PELLA pĕl’ ə. A city of the Decapolis in Trans-Jordan.

Pella is not mentioned in the Bible, but it was an important city both before and after the Bible was written. The earliest mention of the city is in Egyp. Execration Texts of the 19th cent. b.c. under the name Pihilum. The name occurs in the Amarna Letters of the 15th cent. b.c. and in the records of other Egypt. pharaohs from the 15th to the 13th centuries b.c. Pihilum was not unoccupied during OT times, for Iron II artifacts were brought to light in the soundings in 1958 of the American Schools of Oriental Research.

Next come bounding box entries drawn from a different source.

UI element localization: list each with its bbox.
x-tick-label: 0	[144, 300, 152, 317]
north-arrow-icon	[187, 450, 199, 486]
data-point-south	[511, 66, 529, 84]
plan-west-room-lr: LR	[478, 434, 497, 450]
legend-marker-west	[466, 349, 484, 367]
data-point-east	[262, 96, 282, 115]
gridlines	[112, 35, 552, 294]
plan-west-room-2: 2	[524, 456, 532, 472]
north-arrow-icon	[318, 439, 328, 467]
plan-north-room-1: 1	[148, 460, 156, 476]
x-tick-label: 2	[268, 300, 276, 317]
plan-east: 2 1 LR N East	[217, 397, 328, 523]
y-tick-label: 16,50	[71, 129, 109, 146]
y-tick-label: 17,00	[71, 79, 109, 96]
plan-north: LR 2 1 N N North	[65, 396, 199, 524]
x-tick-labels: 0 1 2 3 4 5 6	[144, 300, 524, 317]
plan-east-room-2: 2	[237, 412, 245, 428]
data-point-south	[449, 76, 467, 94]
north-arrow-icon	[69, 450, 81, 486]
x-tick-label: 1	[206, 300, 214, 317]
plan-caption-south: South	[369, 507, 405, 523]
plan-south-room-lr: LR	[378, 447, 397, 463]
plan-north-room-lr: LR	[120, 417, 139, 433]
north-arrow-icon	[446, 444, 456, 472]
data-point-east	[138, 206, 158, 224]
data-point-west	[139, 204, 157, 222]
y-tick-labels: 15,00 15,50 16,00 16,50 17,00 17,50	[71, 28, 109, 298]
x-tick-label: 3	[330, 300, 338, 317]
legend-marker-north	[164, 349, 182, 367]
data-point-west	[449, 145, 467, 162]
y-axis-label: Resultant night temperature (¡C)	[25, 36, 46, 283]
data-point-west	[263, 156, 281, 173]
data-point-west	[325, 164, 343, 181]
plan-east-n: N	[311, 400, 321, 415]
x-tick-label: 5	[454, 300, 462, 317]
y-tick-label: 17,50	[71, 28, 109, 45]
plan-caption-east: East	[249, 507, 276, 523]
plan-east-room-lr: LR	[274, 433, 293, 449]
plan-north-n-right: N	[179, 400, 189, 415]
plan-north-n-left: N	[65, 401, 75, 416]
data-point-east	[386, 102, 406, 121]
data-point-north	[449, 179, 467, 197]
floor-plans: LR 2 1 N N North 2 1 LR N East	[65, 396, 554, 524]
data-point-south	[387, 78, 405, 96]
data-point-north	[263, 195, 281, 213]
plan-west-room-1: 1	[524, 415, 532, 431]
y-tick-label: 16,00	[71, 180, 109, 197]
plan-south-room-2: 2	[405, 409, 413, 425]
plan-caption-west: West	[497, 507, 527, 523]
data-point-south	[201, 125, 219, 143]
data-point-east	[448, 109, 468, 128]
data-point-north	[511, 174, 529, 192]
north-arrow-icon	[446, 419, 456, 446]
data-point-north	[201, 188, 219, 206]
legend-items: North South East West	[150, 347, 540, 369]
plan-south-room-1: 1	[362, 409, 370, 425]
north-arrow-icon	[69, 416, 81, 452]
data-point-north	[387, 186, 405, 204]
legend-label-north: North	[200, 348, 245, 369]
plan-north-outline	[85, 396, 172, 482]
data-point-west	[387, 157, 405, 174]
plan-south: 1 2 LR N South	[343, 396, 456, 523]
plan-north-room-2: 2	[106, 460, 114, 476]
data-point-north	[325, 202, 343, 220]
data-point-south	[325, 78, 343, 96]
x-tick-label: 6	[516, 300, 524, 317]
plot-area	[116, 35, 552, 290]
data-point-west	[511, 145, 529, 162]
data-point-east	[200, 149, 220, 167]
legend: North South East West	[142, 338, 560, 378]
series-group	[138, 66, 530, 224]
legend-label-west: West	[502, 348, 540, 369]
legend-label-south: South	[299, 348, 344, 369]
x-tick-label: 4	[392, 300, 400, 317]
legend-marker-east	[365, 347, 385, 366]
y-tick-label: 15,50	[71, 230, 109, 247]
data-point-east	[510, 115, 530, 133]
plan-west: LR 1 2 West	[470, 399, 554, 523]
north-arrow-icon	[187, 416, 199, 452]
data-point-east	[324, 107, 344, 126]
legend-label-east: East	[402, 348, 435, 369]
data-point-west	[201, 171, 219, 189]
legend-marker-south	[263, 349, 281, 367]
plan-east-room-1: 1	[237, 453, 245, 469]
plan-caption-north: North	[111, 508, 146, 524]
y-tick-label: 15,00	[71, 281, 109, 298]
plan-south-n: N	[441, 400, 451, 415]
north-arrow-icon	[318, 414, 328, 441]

The city of Pella is located on the Wadi Jurm E of the Jordan River c. eight m. SE of Bethshan. When Alexander the Great conquered the Holy Land about 332 b.c., Gr. colonists resettled the uninhabited site. The name Pahel, as it was then called, reminded them of the birthplace of Alexander and the capital of Macedonia, so they gave it the Gr. name of Pella. For a time it was named Berenice after a Ptolemaic queen. The Ptolemies, the Seleucids, and the Macabees controlled it, but finally it became part of the Rom. empire under Pompey (Jos. Antiq. XIII. xv. 4; XIV. iv. 4).

The city earned a name in church history in a.d. 66 when Pella became a refuge for Christians who were fleeing Jerusalem because the Rom. army was coming to quiet a Jewish revolution. Pella continued as a strong Christian city after that and hosted many monasteries throughout the prosperous Byzantine period. The Persians invaded it in the 7th cent., and later the Muslims. From then on, it slowly declined and finally died. In the 19th cent., it came to life again, and today it has a population of about 300. The modern name is Tabaqat Fahil, which obviously is an evolution of the earlier name Pihilum or Pahel. In 1967 the College of Wooster in Ohio began excavating the site.